The test results in table 1 show that the high temperature resistant modified polyethylene-based shielding material provided by the invention has excellent properties, and particularly can keep the integrity and effectiveness of the shielding structure under the high temperature environment condition of 190 ℃. For comparison, the high temperature resistance of a common polyethylene shielding plate (high density polyethylene plate, product number: GQPJ-01, manufactured by york ship, heaven and earth ship equipment, jiangsu limited) sold in the market is detected under the same experimental conditions, and through observation, as shown in fig. 1, the high temperature resistant modified polyethylene shielding plate provided by the invention has no significant deformation, and no phenomena of softening and collapse occur, as shown in fig. 2, the commercially available plate has significant deformation, and softening and collapse occur, and the integrity and effectiveness of the shielding structure cannot be maintained.

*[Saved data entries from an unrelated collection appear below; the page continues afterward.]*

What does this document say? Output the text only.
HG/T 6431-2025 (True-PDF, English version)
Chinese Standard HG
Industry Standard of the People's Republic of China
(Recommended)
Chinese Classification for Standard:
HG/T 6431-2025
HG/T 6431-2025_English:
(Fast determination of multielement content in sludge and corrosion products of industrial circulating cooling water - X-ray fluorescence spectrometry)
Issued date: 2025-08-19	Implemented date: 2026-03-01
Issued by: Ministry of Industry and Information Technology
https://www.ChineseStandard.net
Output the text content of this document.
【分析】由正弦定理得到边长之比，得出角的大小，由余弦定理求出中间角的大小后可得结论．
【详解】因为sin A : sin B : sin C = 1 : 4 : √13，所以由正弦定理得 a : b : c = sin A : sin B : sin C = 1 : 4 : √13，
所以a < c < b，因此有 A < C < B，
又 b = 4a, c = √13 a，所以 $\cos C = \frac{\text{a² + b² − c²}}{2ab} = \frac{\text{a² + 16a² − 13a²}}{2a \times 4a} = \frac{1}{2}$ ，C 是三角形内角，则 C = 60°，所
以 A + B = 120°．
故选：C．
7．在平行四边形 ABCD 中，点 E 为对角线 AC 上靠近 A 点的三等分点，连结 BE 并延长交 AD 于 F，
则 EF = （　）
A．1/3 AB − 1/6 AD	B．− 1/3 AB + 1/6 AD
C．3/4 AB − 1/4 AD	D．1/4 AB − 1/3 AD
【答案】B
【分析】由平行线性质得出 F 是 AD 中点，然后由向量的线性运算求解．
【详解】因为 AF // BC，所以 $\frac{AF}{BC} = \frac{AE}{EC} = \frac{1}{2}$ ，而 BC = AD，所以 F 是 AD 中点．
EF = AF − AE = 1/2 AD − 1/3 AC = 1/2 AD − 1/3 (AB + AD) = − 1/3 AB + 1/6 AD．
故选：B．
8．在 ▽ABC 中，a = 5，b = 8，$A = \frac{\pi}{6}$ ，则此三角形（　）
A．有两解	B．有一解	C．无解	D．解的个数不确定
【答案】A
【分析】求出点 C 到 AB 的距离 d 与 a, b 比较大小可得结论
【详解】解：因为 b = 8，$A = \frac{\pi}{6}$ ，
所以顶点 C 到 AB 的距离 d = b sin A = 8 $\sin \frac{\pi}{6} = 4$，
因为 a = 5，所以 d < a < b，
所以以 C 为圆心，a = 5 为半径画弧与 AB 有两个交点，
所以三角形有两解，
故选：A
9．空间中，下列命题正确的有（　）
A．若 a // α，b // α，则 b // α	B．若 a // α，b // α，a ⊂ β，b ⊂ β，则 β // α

The material is applied to a plurality of Hualongyi nuclear power stations for test verification, and the high-temperature resistant modified polyethylene-based shielding material provided by the invention can completely meet the requirements of normal operation and engineering application of the nuclear power stations.

It should be understood that the above examples are only for clarity of illustration and are not intended to limit the embodiments. Other variations and modifications will be apparent to persons skilled in the art in light of the above description. And are neither required nor exhaustive of all embodiments. And obvious variations or modifications therefrom are within the scope of the invention.